Todo eran gritos de alegría, alguna lágrima,
los besos de la abuela y las tías, que sabían a pan
candeal, al pan lechuguino de Valladolid, tan apreciado en Madrid…
El humo de paja fina de la lumbre, los gatos
merodeando entre nuestras piernas
de niños de ciudad, los ladridos serenos de Milord
y la Canela… Eso era la puerta
de entrada al Paraíso, eso era el regreso
al infinito verano, a las cuadras, a las trillas,
a los cántaros itinerantes, a los escriños de los huevos,
a la nasa para el pan. Las eras, el molino
con su presa de aguas insondables, el plantío, el Marrandiel
con sus álamos altísimos, el río con sus ranas
y sus cangrejos y sus barbos, que pescaríamos y merendaríamos
tardes de oro sin fin. Ramón se volvía solo
tras el almuerzo reconfortador, y salíamos a despedirle a la portada
donde bordoneaban las abejas de la luz. Volvería
a por nosotros en septiembre, pero septiembre no tenía realidad
aún, era como decir… no sé, el día de mañana
como repetían nuestros padres, o cuando seáis mayores, el futuro,
la interminable madurez del verano, la vida…

Eduardo Fraile

sábado, 10 de enero de 2015

Calle Niña Guapa



            En mi ciudad hay una calle que se llama Niña guapa, calle de la Niña Guapa, muy cerca de la mía, que es Industrias, en ese contexto de la plaza Circular, la Vía, Vadillos y San Juan, que es por donde escriben mis pasos palabras incomprensibles, borratajos del niño que no he dejado de ser sobre el cuaderno, sobre el plano, sobre el mapa mudo y a la vez elocuente de Valladolid. Valladolid al filo de mi infancia, se titulaba el hermoso discurso de ingreso en la Academia de Bellas Artes de Antonio Corral, él ya en el cielo de la literatura pinciana, entre las isobaras nobles y céntricas de Angustias y la Bajada de la Libertad.
            No sé, me reconforta pensar que mi ciudad, que quizá me dedique un día alguna de sus calles insólitas, tenga entre la nomenclatura de su laberinto un tramo que recuerda la belleza sin nombre, olvidada quizá, de una niña del barrio.
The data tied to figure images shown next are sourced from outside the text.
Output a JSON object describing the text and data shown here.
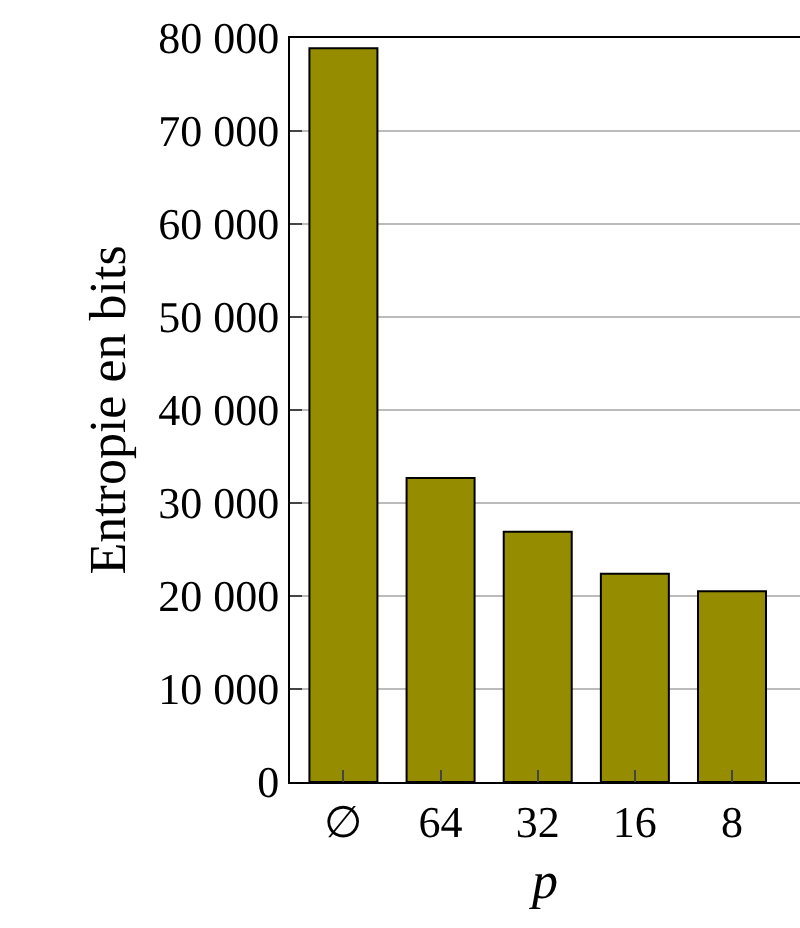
{
  "chart_data": {
    "type": "bar",
    "xlabel": "p",
    "ylabel": "Entropie en bits",
    "categories": [
      "∅",
      "64",
      "32",
      "16",
      "8"
    ],
    "values": [
      78900,
      32700,
      26900,
      22400,
      20500
    ],
    "color": "#968c00",
    "ylim": [
      0,
      80000
    ],
    "yticks": [
      0,
      {
        "value": 10000,
        "label": "10 000"
      },
      {
        "value": 20000,
        "label": "20 000"
      },
      {
        "value": 30000,
        "label": "30 000"
      },
      {
        "value": 40000,
        "label": "40 000"
      },
      {
        "value": 50000,
        "label": "50 000"
      },
      {
        "value": 60000,
        "label": "60 000"
      },
      {
        "value": 70000,
        "label": "70 000"
      },
      {
        "value": 80000,
        "label": "80 000"
      }
    ],
    "grid": "y"
  }
}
Se dice que venían de otras zonas de la urbe (como ahora vienen a comprar el pan, que es aquí más barato) para ver la singular belleza de aquella niña. No chica, no muchacha. No pucella. Valladolid, Pucela, que significa en latín precisamente eso: doncella.
            Muy graciosa es la doncella/¡cómo es bella y hermosa!/ Digas tú, el marinero/ que en las naves vivías,/ si la nave o la vela o la estrella/ es tan bella./ Digas tú, el caballero/ que las armas vestías,/ si el caballo o las armas o la guerra/ es tan bella./ Digas tú, el pastorcico/ que el ganadico guardas,/ si el ganado o los valles o la sierra/ es tan bella.
            He recordado, de un tirón, este hermoso poema de Gil Vicente. Así debía ser aquella niña, así su belleza novísima, limpísima, sencillísima. Inasible, inaprensible, inaprendible de memoria. Sólo por el corazón.